Their departure from Egypt might have been immediately after Herod’s death, but since the impetus for leaving was Joseph’s dream it might have been later. Matthew writes:

When Herod had died, behold, the angel of the Lord appeared in a dream to Joseph in Egypt and said, “Rise, take the child and his mother and go to the land of Israel, for those who sought the child’s life are dead.” He rose, took the child and his mother, and went to the land of Israel. But when he heard that Archelaus was ruling over Judea in place of his father Herod, he was afraid to go back there. And because he had been warned in a dream, he departed for the region of Galilee. He went and dwelt in a town called Nazareth. (Mt. 2:19-23).

The sources generally don’t tell us anything about their route back to Nazareth. But the question of timing is interesting. Depending on when they arrived, the Holy Family may have been caught in the middle of a war.

Some two or three months after Herod’s death, his son, Archelaus began his reign by putting down some rebellious Jews, and slaughtering around 3,000 of them in the Temple at Passover time. Some of the rebels there had been Galileans. They fled north, and the rebellion grew. A man named Judah ben Hezekiah, with some followers, sacked the royal palace in the city of Sepphoris, about three-and-a-half miles from Nazareth, and distributed the riches there, and took weapons for themselves from the royal armory. Varus, the Roman governor of Syria, acted immediately to put down the rebellion. He sent troops to Galilee, killed or enslaved the population of Sepphoris, and burned the city so thoroughly that archaeologists have discovered no remains at all from it from this period. In all, the Romans crucified some 2,000 Jews during this war. [5] Josephus didn’t record anything about what happened in Nazareth, but it would most certainly would have been affected by the violence.

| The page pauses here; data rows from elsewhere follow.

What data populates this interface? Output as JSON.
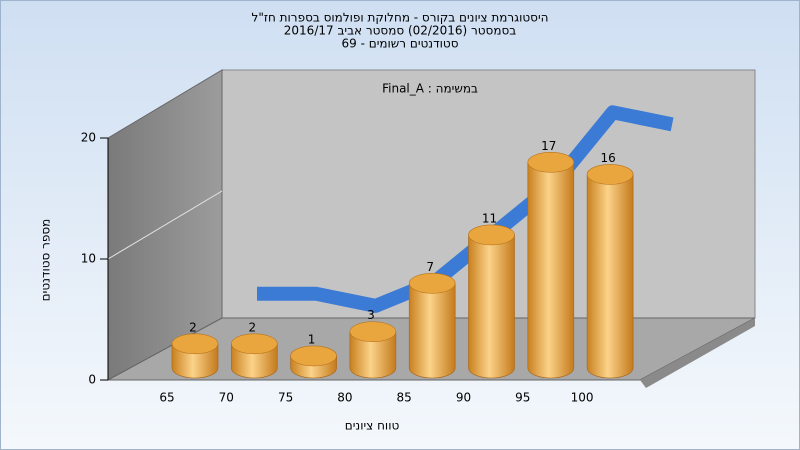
{
  "chart_data": {
    "type": "bar",
    "title": "היסטוגרמת ציונים בקורס - מחלוקת ופולמוס בספרות חז\"ל",
    "subtitle": [
      "בסמסטר  (02/2016)  סמסטר אביב 2016/17",
      "סטודנטים רשומים - 69"
    ],
    "annotation": "במשימה : Final_A",
    "x_label": "טווח ציונים",
    "y_label": "מספר סטודנטים",
    "categories": [
      "65",
      "70",
      "75",
      "80",
      "85",
      "90",
      "95",
      "100"
    ],
    "values": [
      2,
      2,
      1,
      3,
      7,
      11,
      17,
      16
    ],
    "color": "#e8a33c",
    "trend_color": "#3b7bd6",
    "ylim": [
      0,
      20
    ],
    "yticks": [
      0,
      10,
      20
    ],
    "grid": true
  }
}
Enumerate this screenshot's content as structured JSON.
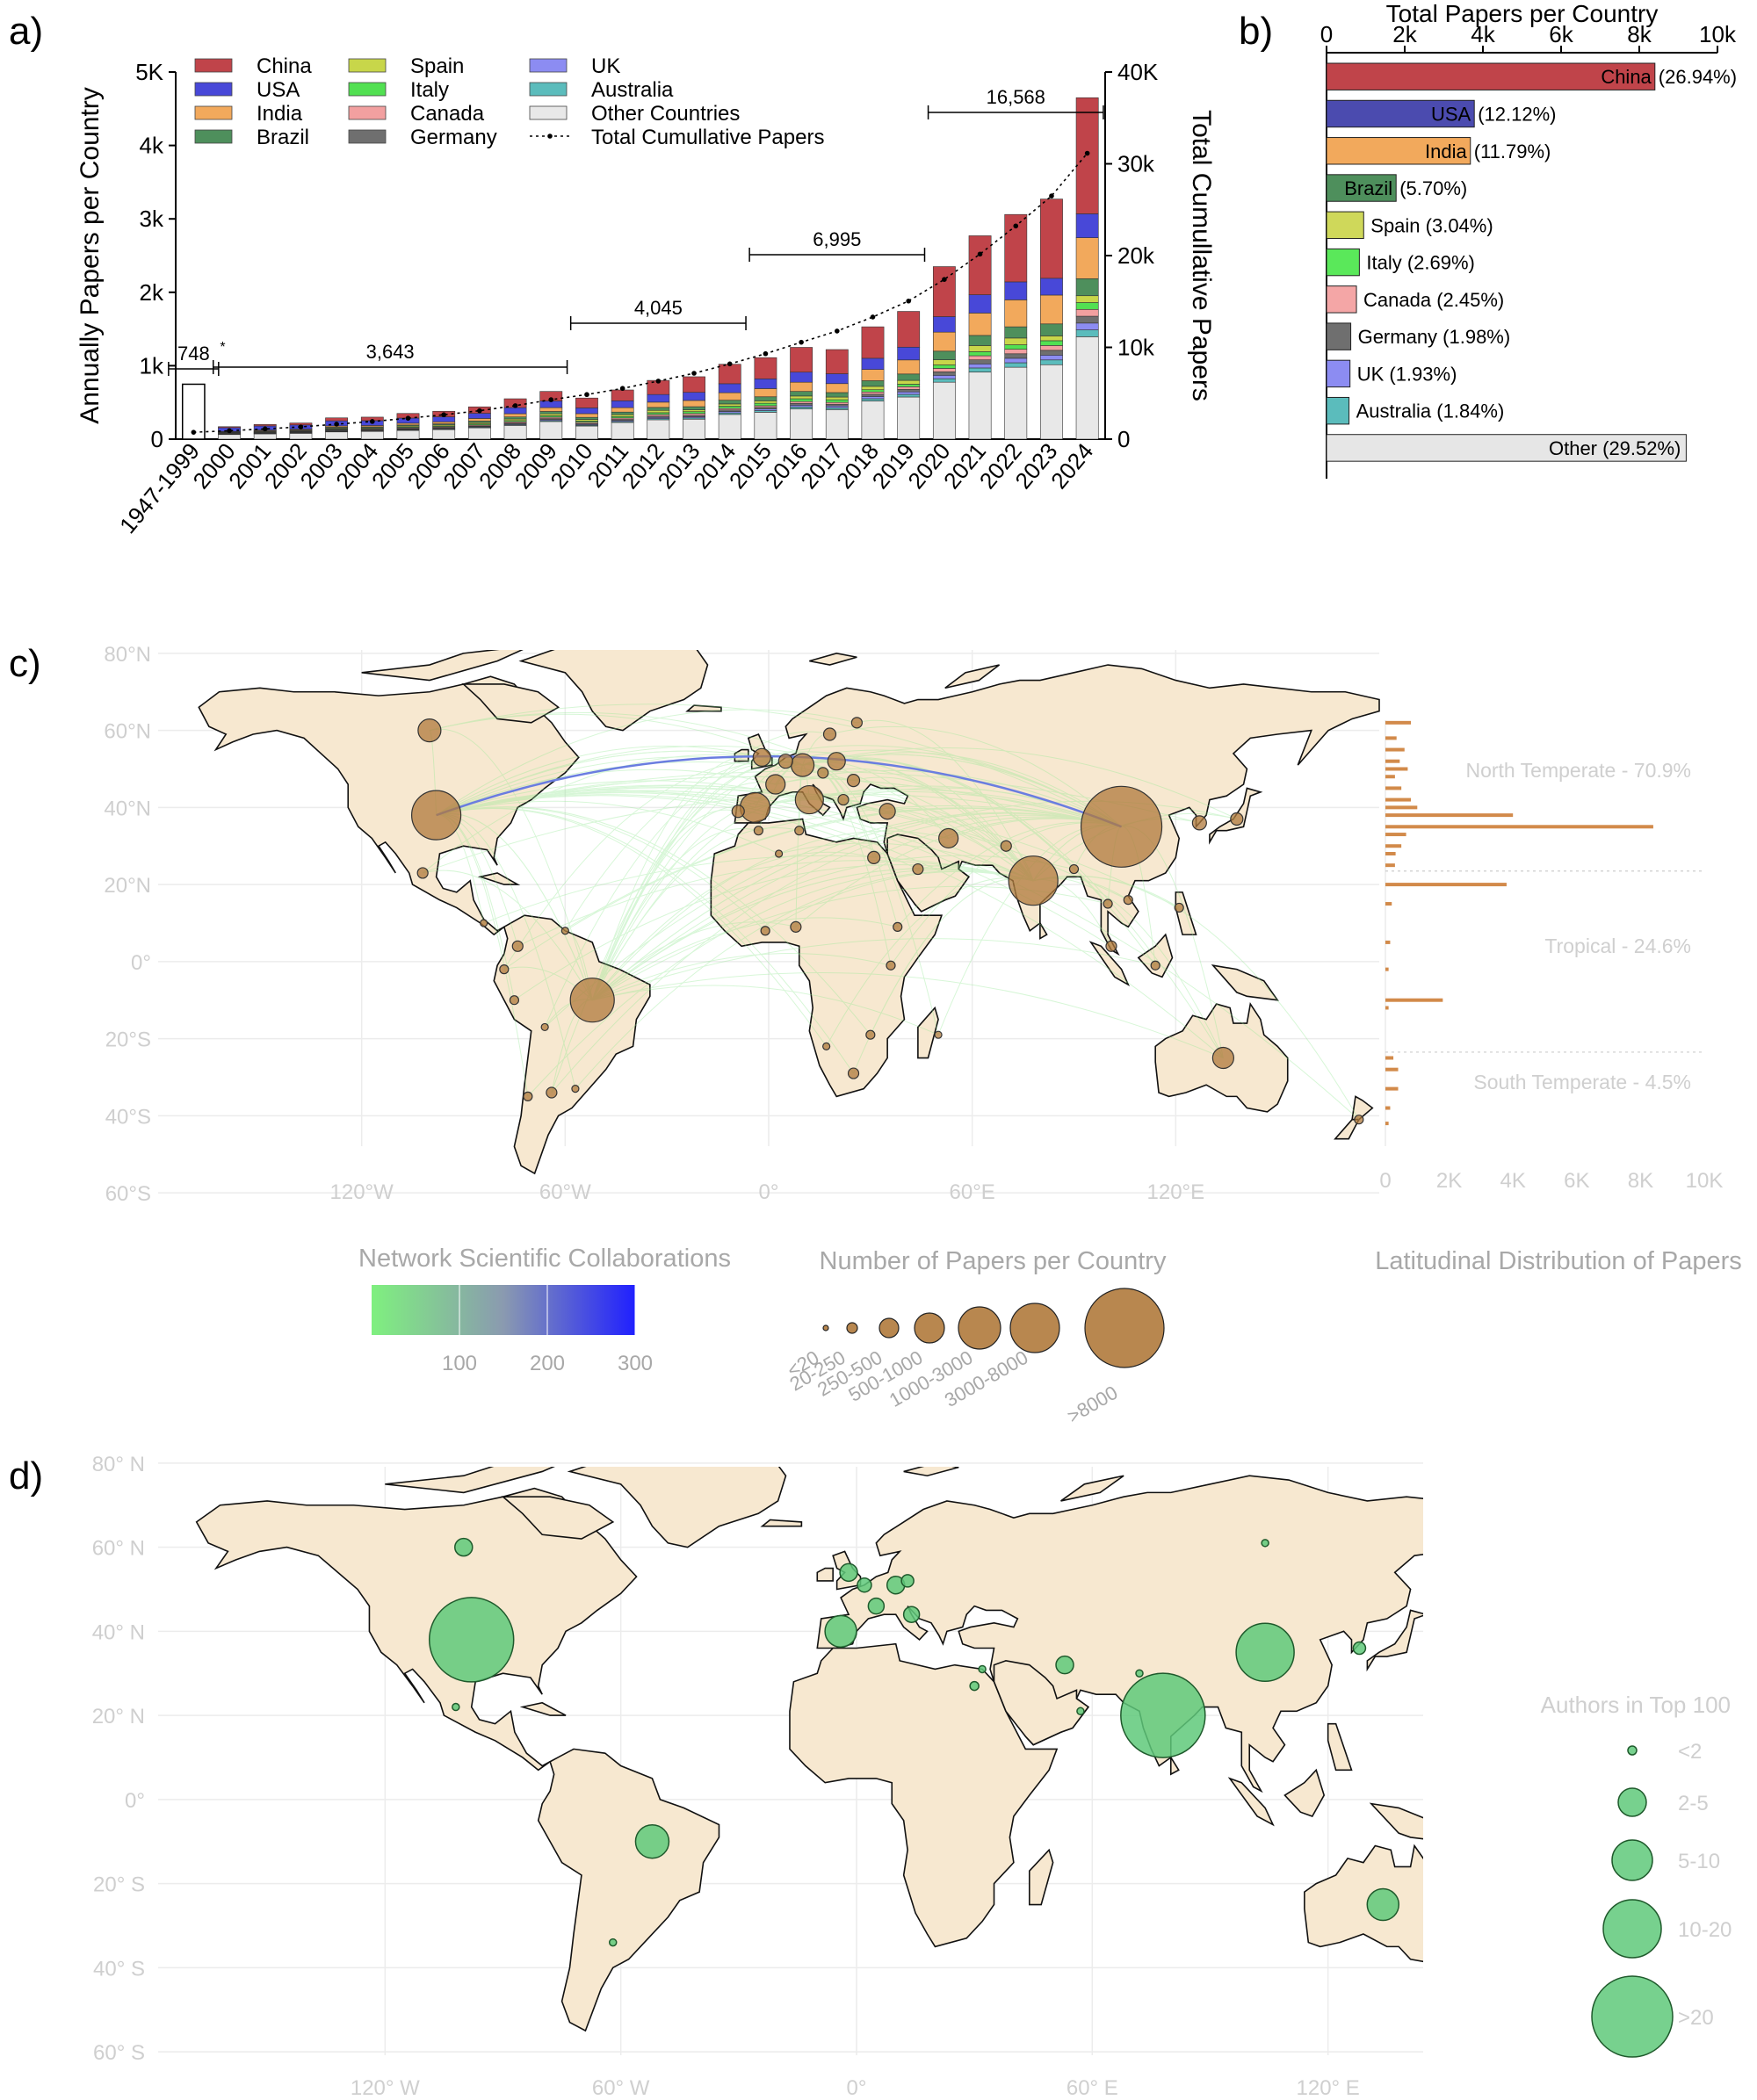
{
  "panel_labels": {
    "a": "a)",
    "b": "b)",
    "c": "c)",
    "d": "d)"
  },
  "chart_data": [
    {
      "type": "bar",
      "panel": "a",
      "stacked": true,
      "ylabel": "Annually Papers per Country",
      "y2label": "Total Cumullative Papers",
      "ylim": [
        0,
        5000
      ],
      "y2lim": [
        0,
        40000
      ],
      "yticks": [
        "0",
        "1k",
        "2k",
        "3k",
        "4k",
        "5K"
      ],
      "y2ticks": [
        "0",
        "10k",
        "20k",
        "30k",
        "40K"
      ],
      "categories": [
        "1947-1999",
        "2000",
        "2001",
        "2002",
        "2003",
        "2004",
        "2005",
        "2006",
        "2007",
        "2008",
        "2009",
        "2010",
        "2011",
        "2012",
        "2013",
        "2014",
        "2015",
        "2016",
        "2017",
        "2018",
        "2019",
        "2020",
        "2021",
        "2022",
        "2023",
        "2024"
      ],
      "totals": [
        748,
        170,
        200,
        220,
        290,
        300,
        350,
        380,
        440,
        550,
        650,
        560,
        670,
        800,
        850,
        1020,
        1110,
        1250,
        1220,
        1530,
        1740,
        2350,
        2770,
        3060,
        3270,
        4650
      ],
      "series": [
        {
          "name": "China",
          "color": "#c0444a",
          "share": [
            0,
            0.08,
            0.1,
            0.12,
            0.14,
            0.16,
            0.18,
            0.2,
            0.2,
            0.22,
            0.2,
            0.24,
            0.22,
            0.24,
            0.25,
            0.26,
            0.26,
            0.27,
            0.27,
            0.28,
            0.28,
            0.29,
            0.29,
            0.3,
            0.33,
            0.34
          ]
        },
        {
          "name": "USA",
          "color": "#4848d8",
          "share": [
            0,
            0.3,
            0.28,
            0.26,
            0.24,
            0.22,
            0.2,
            0.18,
            0.16,
            0.15,
            0.14,
            0.14,
            0.14,
            0.13,
            0.13,
            0.12,
            0.12,
            0.11,
            0.11,
            0.1,
            0.1,
            0.09,
            0.09,
            0.08,
            0.07,
            0.07
          ]
        },
        {
          "name": "India",
          "color": "#f2a95c",
          "share": [
            0,
            0.04,
            0.05,
            0.05,
            0.06,
            0.06,
            0.07,
            0.07,
            0.08,
            0.08,
            0.08,
            0.09,
            0.09,
            0.09,
            0.1,
            0.1,
            0.1,
            0.1,
            0.1,
            0.1,
            0.11,
            0.11,
            0.11,
            0.12,
            0.12,
            0.12
          ]
        },
        {
          "name": "Brazil",
          "color": "#4e8f5c",
          "share": [
            0,
            0.03,
            0.03,
            0.03,
            0.04,
            0.04,
            0.04,
            0.04,
            0.05,
            0.05,
            0.05,
            0.05,
            0.05,
            0.05,
            0.05,
            0.05,
            0.05,
            0.05,
            0.05,
            0.05,
            0.05,
            0.05,
            0.05,
            0.05,
            0.05,
            0.05
          ]
        },
        {
          "name": "Spain",
          "color": "#c8d64a",
          "share": [
            0,
            0.04,
            0.04,
            0.04,
            0.04,
            0.04,
            0.04,
            0.04,
            0.04,
            0.04,
            0.04,
            0.04,
            0.04,
            0.04,
            0.03,
            0.03,
            0.03,
            0.03,
            0.03,
            0.03,
            0.03,
            0.03,
            0.03,
            0.03,
            0.02,
            0.02
          ]
        },
        {
          "name": "Italy",
          "color": "#52e052",
          "share": [
            0,
            0.03,
            0.03,
            0.03,
            0.03,
            0.03,
            0.03,
            0.03,
            0.03,
            0.03,
            0.03,
            0.03,
            0.03,
            0.03,
            0.03,
            0.03,
            0.03,
            0.03,
            0.03,
            0.02,
            0.02,
            0.02,
            0.02,
            0.02,
            0.02,
            0.02
          ]
        },
        {
          "name": "Canada",
          "color": "#f2a0a0",
          "share": [
            0,
            0.03,
            0.03,
            0.03,
            0.03,
            0.03,
            0.03,
            0.03,
            0.03,
            0.03,
            0.03,
            0.03,
            0.03,
            0.03,
            0.03,
            0.02,
            0.02,
            0.02,
            0.02,
            0.02,
            0.02,
            0.02,
            0.02,
            0.02,
            0.02,
            0.02
          ]
        },
        {
          "name": "Germany",
          "color": "#6f6f6f",
          "share": [
            0,
            0.03,
            0.03,
            0.03,
            0.03,
            0.03,
            0.03,
            0.03,
            0.02,
            0.02,
            0.02,
            0.02,
            0.02,
            0.02,
            0.02,
            0.02,
            0.02,
            0.02,
            0.02,
            0.02,
            0.02,
            0.02,
            0.02,
            0.02,
            0.02,
            0.02
          ]
        },
        {
          "name": "UK",
          "color": "#8c8cf2",
          "share": [
            0,
            0.03,
            0.03,
            0.03,
            0.03,
            0.02,
            0.02,
            0.02,
            0.02,
            0.02,
            0.02,
            0.02,
            0.02,
            0.02,
            0.02,
            0.02,
            0.02,
            0.02,
            0.02,
            0.02,
            0.02,
            0.02,
            0.02,
            0.02,
            0.02,
            0.02
          ]
        },
        {
          "name": "Australia",
          "color": "#5bbcbc",
          "share": [
            0,
            0.02,
            0.02,
            0.02,
            0.02,
            0.02,
            0.02,
            0.02,
            0.02,
            0.02,
            0.02,
            0.02,
            0.02,
            0.02,
            0.02,
            0.02,
            0.02,
            0.02,
            0.02,
            0.02,
            0.02,
            0.02,
            0.02,
            0.02,
            0.02,
            0.02
          ]
        },
        {
          "name": "Other Countries",
          "color": "#e8e8e8"
        }
      ],
      "legend_extra": "Total Cumullative Papers",
      "cumulative": [
        748,
        918,
        1118,
        1338,
        1628,
        1928,
        2278,
        2658,
        3098,
        3648,
        4298,
        4858,
        5528,
        6328,
        7178,
        8198,
        9308,
        10558,
        11778,
        13308,
        15048,
        17398,
        20168,
        23228,
        26498,
        31148
      ],
      "annotations": [
        {
          "label": "748",
          "star": "*",
          "from": "1947-1999",
          "to": "1947-1999"
        },
        {
          "label": "3,643",
          "from": "2000",
          "to": "2009"
        },
        {
          "label": "4,045",
          "from": "2010",
          "to": "2014"
        },
        {
          "label": "6,995",
          "from": "2015",
          "to": "2019"
        },
        {
          "label": "16,568",
          "from": "2020",
          "to": "2024"
        }
      ]
    },
    {
      "type": "bar",
      "panel": "b",
      "orientation": "horizontal",
      "title": "Total Papers per Country",
      "xlim": [
        0,
        10000
      ],
      "xticks": [
        "0",
        "2k",
        "4k",
        "6k",
        "8k",
        "10k"
      ],
      "categories": [
        "China",
        "USA",
        "India",
        "Brazil",
        "Spain",
        "Italy",
        "Canada",
        "Germany",
        "UK",
        "Australia",
        "Other"
      ],
      "values": [
        8400,
        3780,
        3680,
        1780,
        950,
        840,
        765,
        620,
        600,
        575,
        9200
      ],
      "labels": [
        "China",
        "USA",
        "India",
        "Brazil",
        "Spain (3.04%)",
        "Italy (2.69%)",
        "Canada (2.45%)",
        "Germany (1.98%)",
        "UK (1.93%)",
        "Australia (1.84%)",
        "Other (29.52%)"
      ],
      "pct_labels": [
        "(26.94%)",
        "(12.12%)",
        "(11.79%)",
        "(5.70%)",
        "",
        "",
        "",
        "",
        "",
        "",
        ""
      ],
      "colors": [
        "#c0444a",
        "#4b4baf",
        "#f2a95c",
        "#4e8f5c",
        "#cfd85a",
        "#5ae85a",
        "#f4a6a6",
        "#6f6f6f",
        "#8c8cf2",
        "#5bbcbc",
        "#e6e6e6"
      ]
    },
    {
      "type": "histogram",
      "panel": "c",
      "xlabel_ticks": [
        "0",
        "2K",
        "4K",
        "6K",
        "8K",
        "10K"
      ],
      "xlim": [
        0,
        10000
      ],
      "lat": [
        62,
        58,
        55,
        52,
        50,
        48,
        45,
        42,
        40,
        38,
        35,
        33,
        30,
        28,
        25,
        20,
        15,
        5,
        -2,
        -10,
        -12,
        -25,
        -28,
        -33,
        -38,
        -42
      ],
      "values": [
        800,
        350,
        600,
        450,
        700,
        300,
        500,
        800,
        1000,
        4000,
        8400,
        650,
        500,
        320,
        300,
        3800,
        200,
        150,
        100,
        1800,
        100,
        250,
        400,
        400,
        150,
        100
      ],
      "zones": [
        "North Temperate - 70.9%",
        "Tropical - 24.6%",
        "South Temperate - 4.5%"
      ]
    }
  ],
  "map_c": {
    "lat_labels": [
      "80°N",
      "60°N",
      "40°N",
      "20°N",
      "0°",
      "20°S",
      "40°S",
      "60°S"
    ],
    "lon_labels": [
      "120°W",
      "60°W",
      "0°",
      "60°E",
      "120°E"
    ],
    "legend_network_title": "Network Scientific Collaborations",
    "legend_network_ticks": [
      "100",
      "200",
      "300"
    ],
    "legend_papers_title": "Number of Papers per Country",
    "legend_papers_bins": [
      "<20",
      "20-250",
      "250-500",
      "500-1000",
      "1000-3000",
      "3000-8000",
      ">8000"
    ],
    "legend_lat_title": "Latitudinal Distribution of Papers",
    "bubbles": [
      {
        "lon": 104,
        "lat": 35,
        "r": 46
      },
      {
        "lon": -98,
        "lat": 38,
        "r": 28
      },
      {
        "lon": 78,
        "lat": 21,
        "r": 28
      },
      {
        "lon": -52,
        "lat": -10,
        "r": 25
      },
      {
        "lon": -4,
        "lat": 40,
        "r": 17
      },
      {
        "lon": 12,
        "lat": 42,
        "r": 16
      },
      {
        "lon": -100,
        "lat": 60,
        "r": 13
      },
      {
        "lon": 134,
        "lat": -25,
        "r": 12
      },
      {
        "lon": 10,
        "lat": 51,
        "r": 13
      },
      {
        "lon": 2,
        "lat": 46,
        "r": 11
      },
      {
        "lon": -2,
        "lat": 53,
        "r": 10
      },
      {
        "lon": 20,
        "lat": 52,
        "r": 10
      },
      {
        "lon": 53,
        "lat": 32,
        "r": 11
      },
      {
        "lon": 35,
        "lat": 39,
        "r": 9
      },
      {
        "lon": 5,
        "lat": 52,
        "r": 8
      },
      {
        "lon": 127,
        "lat": 36,
        "r": 8
      },
      {
        "lon": 138,
        "lat": 37,
        "r": 7
      },
      {
        "lon": 25,
        "lat": 47,
        "r": 7
      },
      {
        "lon": 31,
        "lat": 27,
        "r": 7
      },
      {
        "lon": 44,
        "lat": 24,
        "r": 6
      },
      {
        "lon": -102,
        "lat": 23,
        "r": 6
      },
      {
        "lon": -74,
        "lat": 4,
        "r": 6
      },
      {
        "lon": 8,
        "lat": 9,
        "r": 6
      },
      {
        "lon": 25,
        "lat": -29,
        "r": 6
      },
      {
        "lon": -64,
        "lat": -34,
        "r": 6
      },
      {
        "lon": -71,
        "lat": -35,
        "r": 5
      },
      {
        "lon": -3,
        "lat": 34,
        "r": 5
      },
      {
        "lon": -1,
        "lat": 8,
        "r": 5
      },
      {
        "lon": 38,
        "lat": 9,
        "r": 5
      },
      {
        "lon": 101,
        "lat": 4,
        "r": 6
      },
      {
        "lon": 100,
        "lat": 15,
        "r": 5
      },
      {
        "lon": 121,
        "lat": 14,
        "r": 5
      },
      {
        "lon": 114,
        "lat": -1,
        "r": 5
      },
      {
        "lon": 106,
        "lat": 16,
        "r": 5
      },
      {
        "lon": 90,
        "lat": 24,
        "r": 5
      },
      {
        "lon": 70,
        "lat": 30,
        "r": 6
      },
      {
        "lon": -78,
        "lat": -2,
        "r": 5
      },
      {
        "lon": -75,
        "lat": -10,
        "r": 5
      },
      {
        "lon": 36,
        "lat": -1,
        "r": 5
      },
      {
        "lon": 30,
        "lat": -19,
        "r": 5
      },
      {
        "lon": 18,
        "lat": 59,
        "r": 7
      },
      {
        "lon": 26,
        "lat": 62,
        "r": 6
      },
      {
        "lon": -9,
        "lat": 39,
        "r": 7
      },
      {
        "lon": 16,
        "lat": 49,
        "r": 6
      },
      {
        "lon": 22,
        "lat": 42,
        "r": 6
      },
      {
        "lon": 174,
        "lat": -41,
        "r": 5
      },
      {
        "lon": 50,
        "lat": -19,
        "r": 4
      },
      {
        "lon": -57,
        "lat": -33,
        "r": 4
      },
      {
        "lon": 9,
        "lat": 34,
        "r": 5
      },
      {
        "lon": 3,
        "lat": 28,
        "r": 4
      },
      {
        "lon": -60,
        "lat": 8,
        "r": 4
      },
      {
        "lon": -84,
        "lat": 10,
        "r": 4
      },
      {
        "lon": -66,
        "lat": -17,
        "r": 4
      },
      {
        "lon": 17,
        "lat": -22,
        "r": 4
      }
    ],
    "links_to": [
      [
        104,
        35
      ],
      [
        -98,
        38
      ],
      [
        10,
        51
      ],
      [
        78,
        21
      ],
      [
        -52,
        -10
      ]
    ]
  },
  "map_d": {
    "lat_labels": [
      "80° N",
      "60° N",
      "40° N",
      "20° N",
      "0°",
      "20° S",
      "40° S",
      "60° S"
    ],
    "lon_labels": [
      "120° W",
      "60° W",
      "0°",
      "60° E",
      "120° E"
    ],
    "legend_title": "Authors in Top 100",
    "legend_bins": [
      "<2",
      "2-5",
      "5-10",
      "10-20",
      ">20"
    ],
    "bubbles": [
      {
        "lon": -98,
        "lat": 38,
        "r": 48
      },
      {
        "lon": 78,
        "lat": 20,
        "r": 48
      },
      {
        "lon": 104,
        "lat": 35,
        "r": 33
      },
      {
        "lon": -52,
        "lat": -10,
        "r": 19
      },
      {
        "lon": -4,
        "lat": 40,
        "r": 18
      },
      {
        "lon": 134,
        "lat": -25,
        "r": 18
      },
      {
        "lon": -100,
        "lat": 60,
        "r": 10
      },
      {
        "lon": 53,
        "lat": 32,
        "r": 10
      },
      {
        "lon": -2,
        "lat": 54,
        "r": 10
      },
      {
        "lon": 10,
        "lat": 51,
        "r": 10
      },
      {
        "lon": 5,
        "lat": 46,
        "r": 9
      },
      {
        "lon": 14,
        "lat": 44,
        "r": 9
      },
      {
        "lon": 2,
        "lat": 51,
        "r": 8
      },
      {
        "lon": 13,
        "lat": 52,
        "r": 7
      },
      {
        "lon": 128,
        "lat": 36,
        "r": 7
      },
      {
        "lon": 30,
        "lat": 27,
        "r": 5
      },
      {
        "lon": 57,
        "lat": 21,
        "r": 4
      },
      {
        "lon": 72,
        "lat": 30,
        "r": 4
      },
      {
        "lon": -102,
        "lat": 22,
        "r": 4
      },
      {
        "lon": 104,
        "lat": 61,
        "r": 4
      },
      {
        "lon": -62,
        "lat": -34,
        "r": 4
      },
      {
        "lon": 32,
        "lat": 31,
        "r": 4
      }
    ]
  }
}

We know that Joseph avoided going to Bethlehem, most probably because he had heard about Archelaus’ slaughter of the Jews in Jerusalem; he was probably unaware of what was going to happen in Galilee, and as a result, may have become caught up in a violent situation he did not expect.

Only one biblical film that I know of has portrayed this historical possibility: The Greatest Story Ever Told (1965). Someone connected with the film[6] had evidently studied Roman history and knew about the war of Varus. The film depicts the Romans putting down the rebellion in Judea and Galilee and has the Holy Family, as they return to Nazareth, pass by a row of crosses. Jesus, now about nine months or a year old, watches them. This is an impressive and evocative means of foreshadowing the future. It was also a sign that the life of the Holy Family was like that of so many of their fellow-countrymen at the time – deeply affected by political strife, war and the displacement of people.

[1] Armenian Gospel of the Infancy, XV, 2-3. I have translated the French text from Peeters, Les Evangiles de l’enfance II, pp. 160-61.

[2] “Itinerarium Bernardi Monachi,” ix, Titus Tobler and Augustus Molinier, eds. Itinera Hierosolymitana et descriptions Terrae Sanctae bellis sacris anteriora (Geneva: J.G. Fick, 1879), vol. I, pp. 313-314.

[3] James Cowan, Fleeing Herod: A Journey through Coptic Egypt with the Holy Family, p. 137.

[4] Hippolytus of Rome, in the early third century, writes in his Commentary on Matthew: “Concerning ‘the days which will be cut short’ (Matt. 24:22) because of the anger of the Antichrist – so the length of time of the Antichrist is three years and [six] months, for as long a time as Christ remained in his flight in Egypt.” The time he is referring to is evidently the seventieth “week of years” mentioned by Daniel.

[5] Josephus, Antiquities, XVIII, X, 9.

[6] The movie was directed by George Stevens, with a screenplay by Stevens and Paul Lee Barrett. It was based on the book of the same name by Fulton Oursler and scripts for a radio show of the same name, written by novelist Henry Denker, who also wrote novels set at the time of Jesus. This historical reference to the war of Varus doesn’t occur in Oursler’s work, I think it may have come from Denker, though I haven’t really been able to research it.